Federal law prohibits the release of information which is obtained from a federally funded drug/alcohol facility. This information shall not be released to any individual or agency, except a child fatality review team, without written consent of the individual receiving treatment, the agency providing the service, or a court order. When receiving drug and alcohol treatment material, staff will need to ask the provider if the information is covered under the federal drug and alcohol statutes.

If an employer inquires about an employee who has a CA/N report with a “Preponderance of Evidence” or “Probable Cause” finding, asking particularly for recommendations regarding personnel action, staff should tell the employer the Division does not make such recommendations and cannot discuss the report with them. The employer should be referred to the Department of Health and Senior Services, Child Care Licensing, or Residential Program Unit staff.

    • If the subject or his/her attorney wishes to read the record in the office, this should be done in privacy, but in the presence of the local office designee.
    • The initial copy of the record will be furnished at the expense of CD. If additional copies are needed by the subject, he/she should use their copy to make copies at their own expense.

3.4.2 Duty to Warn

At any time a worker has concerns regarding the safety of a child, another person, self, or agency staff, and there is a foreseeable danger or a threat to harm exists, the worker shall immediately assess and analyze the risk of the threat with their supervisor or Circuit Manager.
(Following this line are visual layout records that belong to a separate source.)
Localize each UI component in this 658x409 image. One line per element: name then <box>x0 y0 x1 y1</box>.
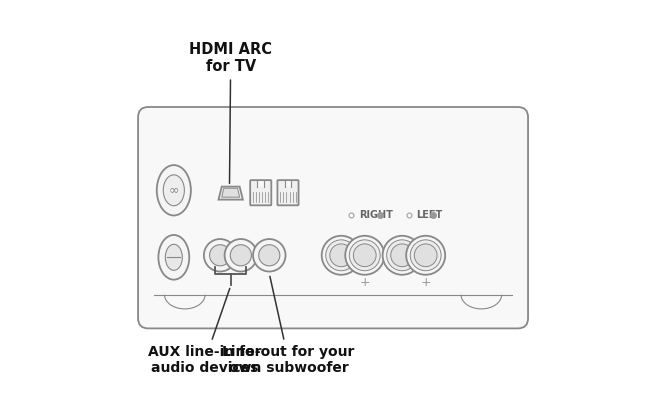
Circle shape <box>345 236 384 275</box>
Circle shape <box>410 240 441 271</box>
Circle shape <box>415 244 437 267</box>
Ellipse shape <box>165 244 182 270</box>
Text: LEFT: LEFT <box>417 210 443 220</box>
Circle shape <box>349 240 380 271</box>
Text: AUX line-in for
audio devices: AUX line-in for audio devices <box>148 288 262 375</box>
FancyBboxPatch shape <box>250 180 271 205</box>
Circle shape <box>322 236 361 275</box>
FancyBboxPatch shape <box>278 180 299 205</box>
Circle shape <box>326 240 357 271</box>
Circle shape <box>230 245 251 266</box>
Circle shape <box>387 240 418 271</box>
Bar <box>284 181 291 187</box>
Text: ∞: ∞ <box>168 183 179 196</box>
Text: +: + <box>420 276 431 290</box>
Polygon shape <box>218 187 243 200</box>
Bar <box>257 181 264 187</box>
Circle shape <box>253 239 286 272</box>
Circle shape <box>353 244 376 267</box>
Ellipse shape <box>163 175 184 206</box>
Ellipse shape <box>159 235 190 280</box>
Text: HDMI ARC
for TV: HDMI ARC for TV <box>190 42 272 184</box>
FancyBboxPatch shape <box>138 107 528 328</box>
Text: RIGHT: RIGHT <box>359 210 393 220</box>
Circle shape <box>204 239 236 272</box>
Circle shape <box>391 244 413 267</box>
Circle shape <box>224 239 257 272</box>
Polygon shape <box>222 188 240 197</box>
Circle shape <box>259 245 280 266</box>
Circle shape <box>209 245 231 266</box>
Ellipse shape <box>157 165 191 216</box>
Circle shape <box>330 244 353 267</box>
Text: Line-out for your
own subwoofer: Line-out for your own subwoofer <box>222 276 355 375</box>
Circle shape <box>382 236 422 275</box>
Circle shape <box>406 236 445 275</box>
Text: +: + <box>359 276 370 290</box>
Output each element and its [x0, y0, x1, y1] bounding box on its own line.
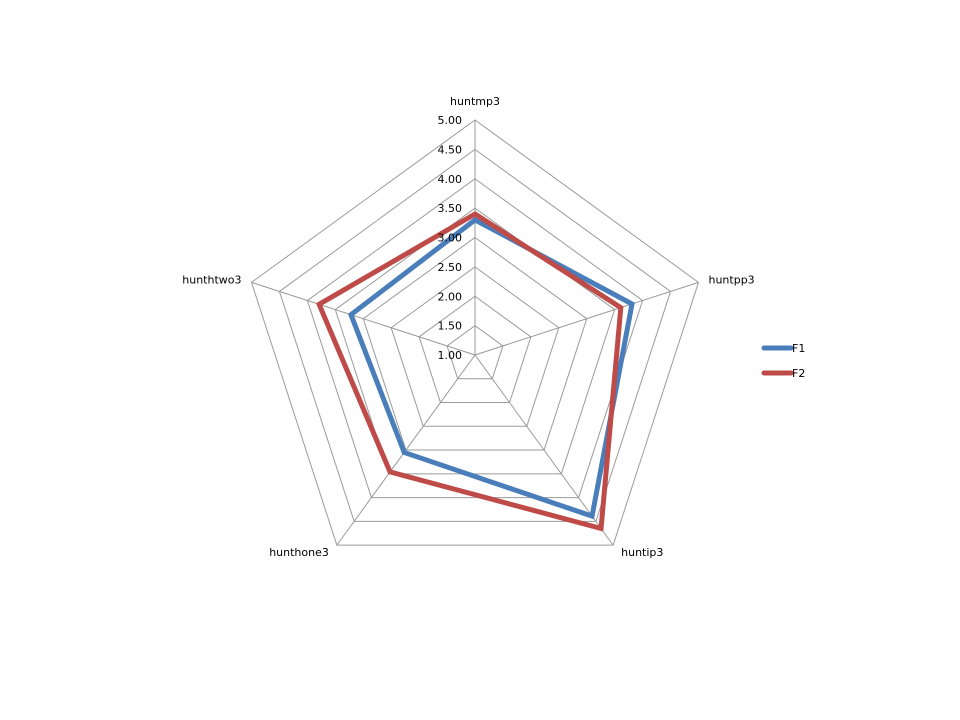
radar-grid: [250, 119, 700, 546]
category-label: huntpp3: [708, 273, 754, 286]
tick-label: 2.00: [438, 290, 463, 303]
series-group: [315, 211, 635, 532]
tick-labels: 1.00 1.50 2.00 2.50 3.00 3.50 4.00 4.50 5.00: [438, 114, 463, 362]
category-labels: huntmp3 huntpp3 huntip3 hunthone3 hunthtwo3: [182, 95, 754, 559]
category-label: hunthone3: [269, 546, 329, 559]
tick-label: 3.00: [438, 232, 463, 245]
legend-label: F1: [792, 342, 805, 355]
category-label: huntip3: [621, 546, 663, 559]
tick-label: 1.50: [438, 320, 463, 333]
series-F1-line: [347, 216, 635, 520]
grid-ring: [446, 325, 504, 380]
grid-ring: [362, 236, 588, 451]
tick-label: 2.50: [438, 261, 463, 274]
category-label: hunthtwo3: [182, 273, 241, 286]
spoke-line: [474, 281, 699, 356]
grid-ring: [250, 119, 700, 546]
tick-label: 5.00: [438, 114, 463, 127]
tick-label: 3.50: [438, 202, 463, 215]
grid-ring: [278, 148, 672, 522]
grid-ring: [390, 266, 560, 427]
series-F2-line: [315, 211, 624, 532]
tick-label: 1.00: [438, 349, 463, 362]
spoke-line: [251, 281, 476, 356]
grid-ring: [306, 178, 644, 499]
tick-label: 4.50: [438, 143, 463, 156]
grid-ring: [418, 295, 532, 404]
legend-label: F2: [792, 367, 805, 380]
legend: F1 F2: [761, 342, 805, 380]
category-label: huntmp3: [450, 95, 500, 108]
tick-label: 4.00: [438, 173, 463, 186]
The analysis should determine:

    • Does the person have the ability to carry out the threat immediately or in the future?
    • What is the nature of the threat and is it specific?
    • Does the threat identify a specific person or group?
    • Does the agency have past information on the person carrying out the threat?

If it is determined the threat is imminent, the worker should document in the case record the facts supporting the decision to report the threat. The worker and supervisor need to determine if releasing the information would be a breach of confidentiality based on the Health Insurance Portability and Accountability Act (HIPAA) regulations and Protected Health Information (PHI), and according to 210.150 RSMo, which addresses confidentiality. Disclosure of personal health information (PHI) is permissible when there is an imminent threat to public safety. Disclosure of PHI must meet the minimum necessary standard, in that only that information necessary to the reporting of the threat should be disclosed. Except in situations where the supervisor is unavailable and the imminent nature of the threat requires otherwise, the supervisor should be involved in making the calls to the person(s) and authorities.
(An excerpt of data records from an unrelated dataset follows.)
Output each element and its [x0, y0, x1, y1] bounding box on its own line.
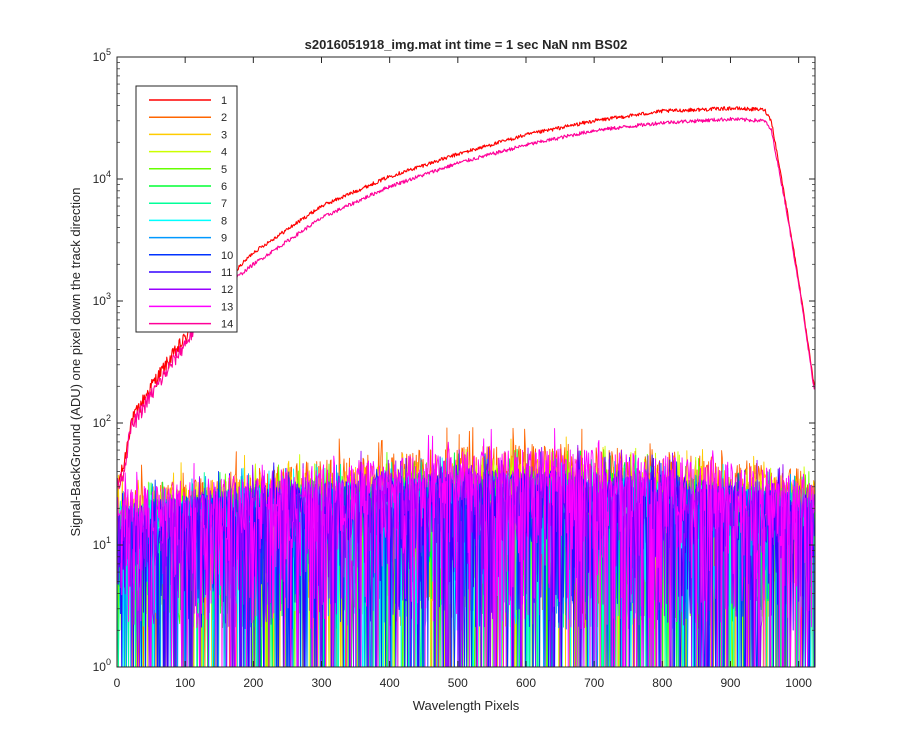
- x-tick-label: 400: [380, 676, 400, 690]
- chart-title: s2016051918_img.mat int time = 1 sec NaN…: [305, 37, 628, 52]
- y-tick-label: 104: [93, 169, 111, 186]
- legend-label-1: 1: [221, 95, 227, 107]
- x-tick-label: 800: [652, 676, 672, 690]
- legend-label-7: 7: [221, 198, 227, 210]
- legend-label-11: 11: [221, 267, 232, 279]
- series-layer: [117, 106, 815, 667]
- legend-label-2: 2: [221, 112, 227, 124]
- y-tick-label: 101: [93, 535, 111, 552]
- legend-label-13: 13: [221, 301, 233, 313]
- legend-label-10: 10: [221, 250, 233, 262]
- y-tick-label: 102: [93, 413, 111, 430]
- legend-label-4: 4: [221, 147, 227, 159]
- x-tick-label: 500: [448, 676, 468, 690]
- x-tick-label: 900: [720, 676, 740, 690]
- x-tick-label: 100: [175, 676, 195, 690]
- x-tick-label: 600: [516, 676, 536, 690]
- legend-label-8: 8: [221, 215, 227, 227]
- legend-label-12: 12: [221, 284, 233, 296]
- legend-label-3: 3: [221, 129, 227, 141]
- x-axis-label: Wavelength Pixels: [413, 698, 520, 713]
- legend-box: [135, 85, 238, 333]
- y-tick-label: 100: [93, 657, 111, 674]
- series-line-13: [117, 428, 815, 667]
- legend-label-9: 9: [221, 233, 227, 245]
- y-axis-label: Signal-BackGround (ADU) one pixel down t…: [68, 187, 83, 536]
- x-tick-label: 0: [114, 676, 121, 690]
- y-tick-label: 103: [93, 291, 111, 308]
- tick-layer: 0 100 200 300 400 500 600 700 800 900 100010010110…: [93, 47, 815, 690]
- x-tick-label: 200: [243, 676, 263, 690]
- legend-label-5: 5: [221, 164, 227, 176]
- axes-frame: [116, 56, 816, 668]
- x-tick-label: 700: [584, 676, 604, 690]
- legend-label-14: 14: [221, 319, 233, 331]
- x-tick-label: 1000: [785, 676, 812, 690]
- y-tick-label: 105: [93, 47, 111, 64]
- x-tick-label: 300: [311, 676, 331, 690]
- legend-label-6: 6: [221, 181, 227, 193]
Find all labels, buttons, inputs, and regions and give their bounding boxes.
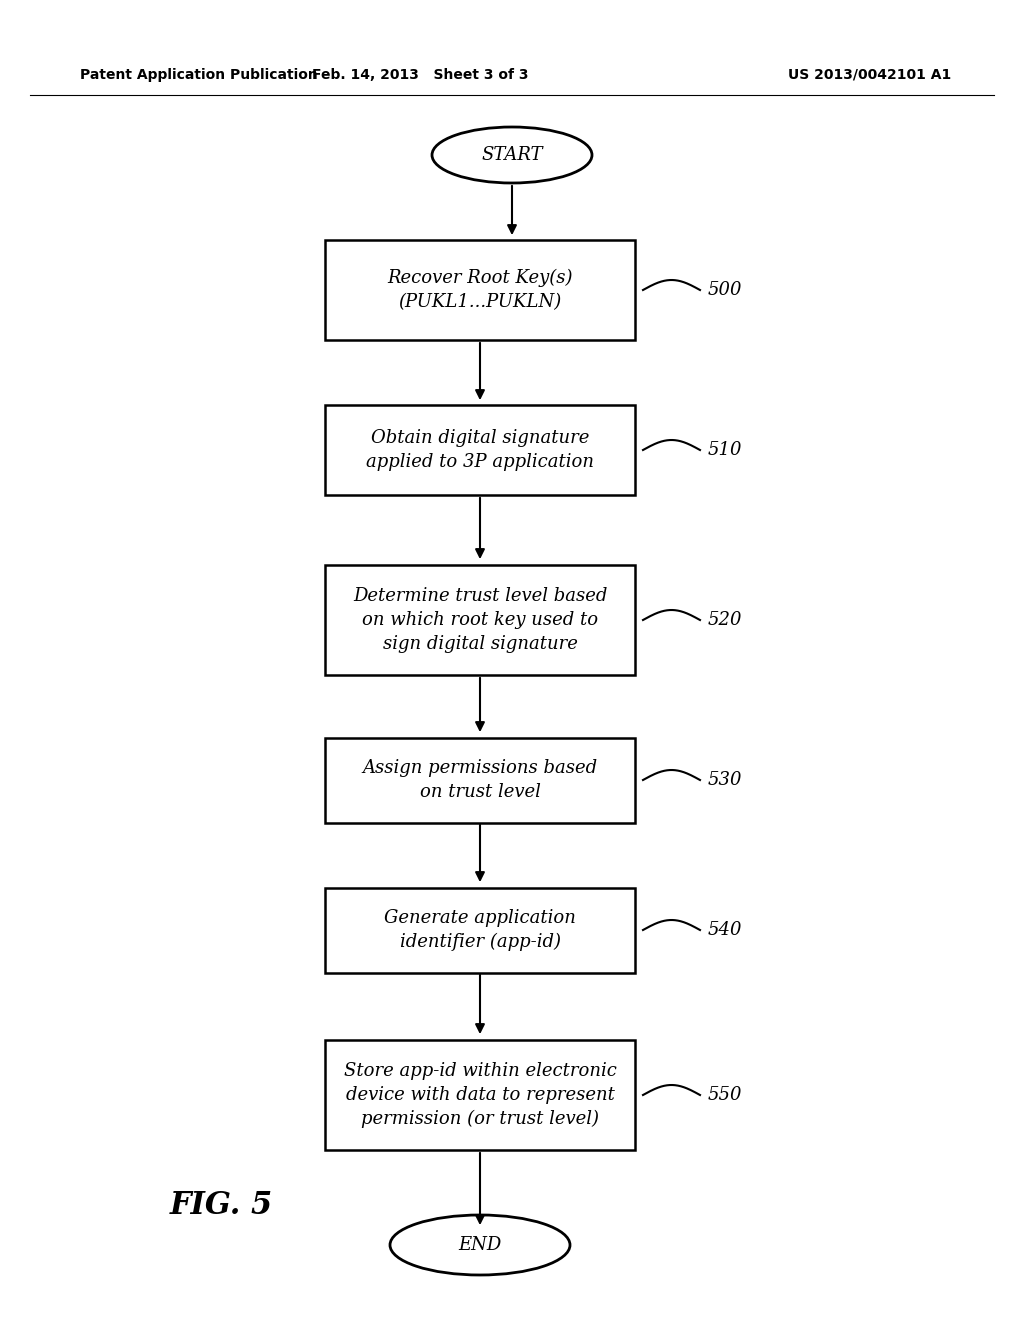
- Text: Recover Root Key(s)
(PUKL1...PUKLN): Recover Root Key(s) (PUKL1...PUKLN): [387, 269, 572, 312]
- FancyBboxPatch shape: [325, 565, 635, 675]
- Text: 540: 540: [708, 921, 742, 939]
- Text: Store app-id within electronic
device with data to represent
permission (or trus: Store app-id within electronic device wi…: [344, 1063, 616, 1127]
- Text: US 2013/0042101 A1: US 2013/0042101 A1: [788, 69, 951, 82]
- FancyBboxPatch shape: [325, 887, 635, 973]
- Ellipse shape: [432, 127, 592, 183]
- Ellipse shape: [390, 1214, 570, 1275]
- Text: END: END: [459, 1236, 502, 1254]
- Text: Assign permissions based
on trust level: Assign permissions based on trust level: [362, 759, 598, 801]
- FancyBboxPatch shape: [325, 1040, 635, 1150]
- Text: Determine trust level based
on which root key used to
sign digital signature: Determine trust level based on which roo…: [353, 587, 607, 652]
- FancyBboxPatch shape: [325, 738, 635, 822]
- Text: START: START: [481, 147, 543, 164]
- Text: 550: 550: [708, 1086, 742, 1104]
- Text: FIG. 5: FIG. 5: [170, 1189, 273, 1221]
- Text: 520: 520: [708, 611, 742, 630]
- Text: Feb. 14, 2013   Sheet 3 of 3: Feb. 14, 2013 Sheet 3 of 3: [311, 69, 528, 82]
- Text: 500: 500: [708, 281, 742, 300]
- Text: Patent Application Publication: Patent Application Publication: [80, 69, 317, 82]
- Text: 530: 530: [708, 771, 742, 789]
- Text: Obtain digital signature
applied to 3P application: Obtain digital signature applied to 3P a…: [366, 429, 594, 471]
- FancyBboxPatch shape: [325, 405, 635, 495]
- FancyBboxPatch shape: [325, 240, 635, 341]
- Text: Generate application
identifier (app-id): Generate application identifier (app-id): [384, 909, 575, 950]
- Text: 510: 510: [708, 441, 742, 459]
If the threat to harm is made to another agency employee staff should follow the procedures in the DSS Manual Threat to Employees.

If the threat is regarding a non-agency person, and the worker, supervisor and/or Circuit Manager have determined there is imminent risk of harm; the following steps should be taken:

    • Contact the person or ascertainable group and disclose the nature of the threat. Reasonable steps should be made to directly contact the person(s) in imminent danger. The Children’s Service Worker should “disclose the least amount of confidential information necessary to achieve the desired purpose (NASW Code of Ethics).”  Leaving a message or writing a letter are not acceptable methods of notification.
    • Make reasonable efforts to notify law enforcement.
    • Thoroughly document date, times, subject and content of all contacts in the case record.

Reporting Criminal Behavior

Staff must also report any criminal behavior, acquaintance and statutory rape to law enforcement as soon as such is known.